Recent evidence contradicts Madrick. In fact, the day I bought his book, Business Week (Oct. 9, 1995) came out with a cover story on U.S. productivity. Due to restructuring and innovative production methods, U.S. productivity posted a remarkable 3.5 percent gain over the past year, higher than all other industrial nations. “Technology is transforming the American economy into the most productive in the world,” the magazine reported. “The result: higher living standards seem inevitable.”

Moreover, American business could do even better if the government adopted the right kind of macroeconomic policies. What Joseph Schumpeter said about the stagnation thesis could well apply to Madrick’s theory: “Though there is nothing to fear from people’s propensity to save, there is plenty to fear from other factors. Labor unrest, price regulation, vexatious administration and irrational taxation are quite adequate to produce results from income and employment that will look exactly like a verification of the stagnationist theory.”[4]

Imagine the favorable effects the following policy recommendations would have on American industry and wage growth:

—reducing or eliminating the capital gains tax;

—adopting a flat tax with generous exemptions for low-income workers;

—replacing Social Security with a genuine private pension system;

—curtailing wasteful spending, selling off federal assets, and privatizing government services, resulting in a budget surplus.

Despite Madrick’s claims to the contrary, such macroeconomic policy changes would cause a sharp drop in real interest rates and a dramatic increase in economic growth and productivity.

Skeptics who question the benefits of a “supply side” revolution should take a look at the recent success story of Peru. For decades, Peru experienced a form of secular stagnation, suffering from high taxes, hyperinflation, bureaucracy, and corruption. Then unexpectedly an outsider, Alberto Fujimori, was elected president. His administration transformed the economy. Inflation was cut from 7,650 percent in 1990 to 13 percent this year. Peru imitated Chile by creating its own alternative private Social Security pension plan. It engaged in extensive privatization, including Telefonicas del Peru. Even better than Chile, it abolished taxes on capital gains, dividends and inheritance. The maximum tax rate on income was cut to 30 percent. And there are no foreign exchange controls.

Not surprisingly, stagnating Peru became the fastest growing economy in the world, with a real economic growth rate exceeding 13 percent this past year. President Fujimori was re-elected recently with 64 percent of the vote.
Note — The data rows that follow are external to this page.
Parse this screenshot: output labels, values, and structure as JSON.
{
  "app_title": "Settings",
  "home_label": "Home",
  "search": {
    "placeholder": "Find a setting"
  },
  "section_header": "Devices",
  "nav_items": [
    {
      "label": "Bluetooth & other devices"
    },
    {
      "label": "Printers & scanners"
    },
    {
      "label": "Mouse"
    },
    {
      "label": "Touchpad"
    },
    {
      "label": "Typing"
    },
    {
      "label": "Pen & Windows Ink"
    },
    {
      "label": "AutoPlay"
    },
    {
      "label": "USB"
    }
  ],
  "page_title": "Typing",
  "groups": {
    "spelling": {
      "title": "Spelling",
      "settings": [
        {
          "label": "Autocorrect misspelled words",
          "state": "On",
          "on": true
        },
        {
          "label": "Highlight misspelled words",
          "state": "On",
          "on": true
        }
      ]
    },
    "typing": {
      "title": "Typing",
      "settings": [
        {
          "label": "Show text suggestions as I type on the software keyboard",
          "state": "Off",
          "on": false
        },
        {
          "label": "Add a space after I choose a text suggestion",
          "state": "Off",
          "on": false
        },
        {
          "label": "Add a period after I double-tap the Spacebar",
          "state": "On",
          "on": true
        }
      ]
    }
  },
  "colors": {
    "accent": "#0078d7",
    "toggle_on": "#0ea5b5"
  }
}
The United States could see a dramatic rise in its fortunes if it followed a similar path. Its growth rate may not reach 13 percent, but it could easily double to 5 percent or more. To paraphrase Adam Smith, there is much potential in a nation. Don’t sell America short. []


1.   Alvin H. Hansen, “The Stagnation Thesis,” Readings in Fiscal Policy, ed. by Arthur Smithies and J. Keith Butters (Irwin, 1955). Hansen first raised the specter of secular stagnation in Full Recovery or Stagnation? (Norton, 1938).

2.   Hansen’s theory was dealt a deathblow by George Terborgh’s The Bogey of Economic Maturity (1954). Economists as diverse as Paul Samuelson and Mark Blaug agree that Hansen was proven wrong.

3.   Jeffrey Madrick, The End of Affluence (Random House, 1995), p. 6.

4.   Joseph Schumpeter, Capitalism, Socialism and Democracy (Harper & Row, 1950), p. 398.